Survey data were obtained from 82.8% of mothers with more than two years of experience in commercial mies production, of whom 59.4% had completed grade five or above. Regarding raw materials, 55.2%, 13.8%, and 30% of producers used red, yellow, and mixed crude aged honey, respectively, mainly purchased directly from beekeepers, while others sourced it from honey shops. Honey, water, and gesho (leaves and/or stems) were identified as the core ingredients. However, tseddo (Rhamnus tseddo) is widely used in Adigrat either as a substitute for gesho or in combination with it. About 65.5% of producers used both gesho and tseddo, 27.6% used only gesho, and 6.9% used only tseddo. Since tseddo is considered more potent than gesho, substantial variation exists in ingredient ratios. The mean proportion was 4.25 ± 1.8 L of water and 0.06 ± 0.029 kg of gesho per kilogram of honey (mean ± SD). The parts of gesho used also varied; 79.3% used leaves, 3.4% stems, and 10.3% both, either whole or pounded, added immediately or after a few days. Additional ingredients such as legumes, turmeric (Curcuma longa), and rhubarb root (Rheum rhabarbarum) were incorporated in coarse or powdered form to improve color, flavor, and fermentation, particularly with white honey. Legumes serve as nitrogen sources essential for microbial growth

[56]

. Some respondents acknowledged secret additives intended to enhance quality, though often perceived by others as adulteration. Fermentation commonly lasted one to three months (58.6%), depending on honey type and temperature, causing marketing delays. Although some producers consider commercial yeast use immoral, 48.3% applied commercial yeast or embula (back-slop starter) especially for sweet mies during holidays. S. cerevisiae has limited alcohol tolerance

[47]

, and is mainly used to initiate rapid fermentation, allowing natural microbial to complete the process.
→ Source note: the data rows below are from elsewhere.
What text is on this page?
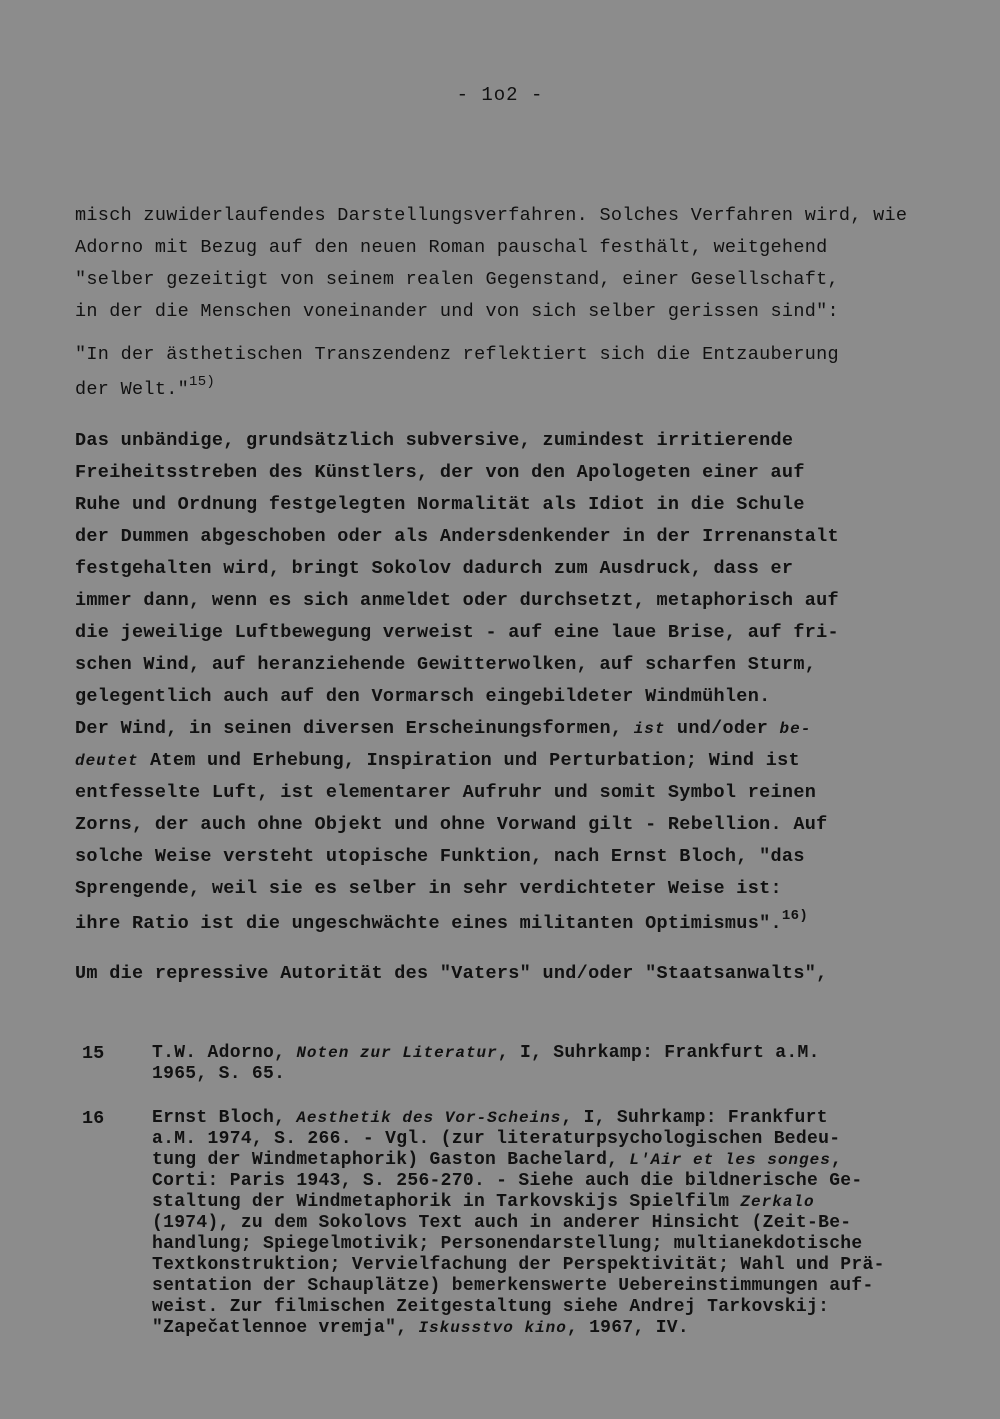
- 1o2 -
misch zuwiderlaufendes Darstellungsverfahren. Solches Verfahren wird, wie
Adorno mit Bezug auf den neuen Roman pauschal festhält, weitgehend
"selber gezeitigt von seinem realen Gegenstand, einer Gesellschaft,
in der die Menschen voneinander und von sich selber gerissen sind":
"In der ästhetischen Transzendenz reflektiert sich die Entzauberung
der Welt."$^{15)}$
Das unbändige, grundsätzlich subversive, zumindest irritierende
Freiheitsstreben des Künstlers, der von den Apologeten einer auf
Ruhe und Ordnung festgelegten Normalität als Idiot in die Schule
der Dummen abgeschoben oder als Andersdenkender in der Irrenanstalt
festgehalten wird, bringt Sokolov dadurch zum Ausdruck, dass er
immer dann, wenn es sich anmeldet oder durchsetzt, metaphorisch auf
die jeweilige Luftbewegung verweist - auf eine laue Brise, auf fri-
schen Wind, auf heranziehende Gewitterwolken, auf scharfen Sturm,
gelegentlich auch auf den Vormarsch eingebildeter Windmühlen.
Der Wind, in seinen diversen Erscheinungsformen, ist und/oder be-
deutet Atem und Erhebung, Inspiration und Perturbation; Wind ist
entfesselte Luft, ist elementarer Aufruhr und somit Symbol reinen
Zorns, der auch ohne Objekt und ohne Vorwand gilt - Rebellion. Auf
solche Weise versteht utopische Funktion, nach Ernst Bloch, "das
Sprengende, weil sie es selber in sehr verdichteter Weise ist:
ihre Ratio ist die ungeschwächte eines militanten Optimismus".$^{16)}$
Um die repressive Autorität des "Vaters" und/oder "Staatsanwalts",
15	T.W. Adorno, Noten zur Literatur, I, Suhrkamp: Frankfurt a.M.
1965, S. 65.
16	Ernst Bloch, Aesthetik des Vor-Scheins, I, Suhrkamp: Frankfurt
a.M. 1974, S. 266. - Vgl. (zur literaturpsychologischen Bedeu-
tung der Windmetaphorik) Gaston Bachelard, L'Air et les songes,
Corti: Paris 1943, S. 256-270. - Siehe auch die bildnerische Ge-
staltung der Windmetaphorik in Tarkovskijs Spielfilm Zerkalo
(1974), zu dem Sokolovs Text auch in anderer Hinsicht (Zeit-Be-
handlung; Spiegelmotivik; Personendarstellung; multianekdotische
Textkonstruktion; Vervielfachung der Perspektivität; Wahl und Prä-
sentation der Schauplätze) bemerkenswerte Uebereinstimmungen auf-
weist. Zur filmischen Zeitgestaltung siehe Andrej Tarkovskij:
"Zapečatlennoe vremja", Iskusstvo kino, 1967, IV.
Thus, producers prefer crude aged honey to support microbial adaptation

[58]

. Quality variation was attributed not only to ingredient types and ratios but also to preparation methods, equipment sanitation using (grawa leaves (Vernonia amygdalina Del.), weira (Olea europaea subsp. Cuspidate, ash, detergents, and gesho), fermentation practices, aging duration, and individual skill

[14, 26]

. In this study, commonly used ingredients and traditional methods were applied at laboratory scale while considering observed variations.

3.2. The Physicochemical Properties of Honey and Birzi

Freshly harvested red honey was deliberately selected to evaluate the fermentation performance of S. cerevisiae under controlled conditions, thereby eliminating interference from indigenous wild microbial commonly associated with aged honey used in traditional mies production. Physicochemical characterization confirmed substrate safety and quality, with particular emphasis on hydroxymethylfurfural (HMF) and moisture content as critical quality indices

[21, 33]

. All measured parameters complied with the standards of the Codex Alimentarius Commission

[18]

, validating the honey’s suitability for controlled fermentation experiments.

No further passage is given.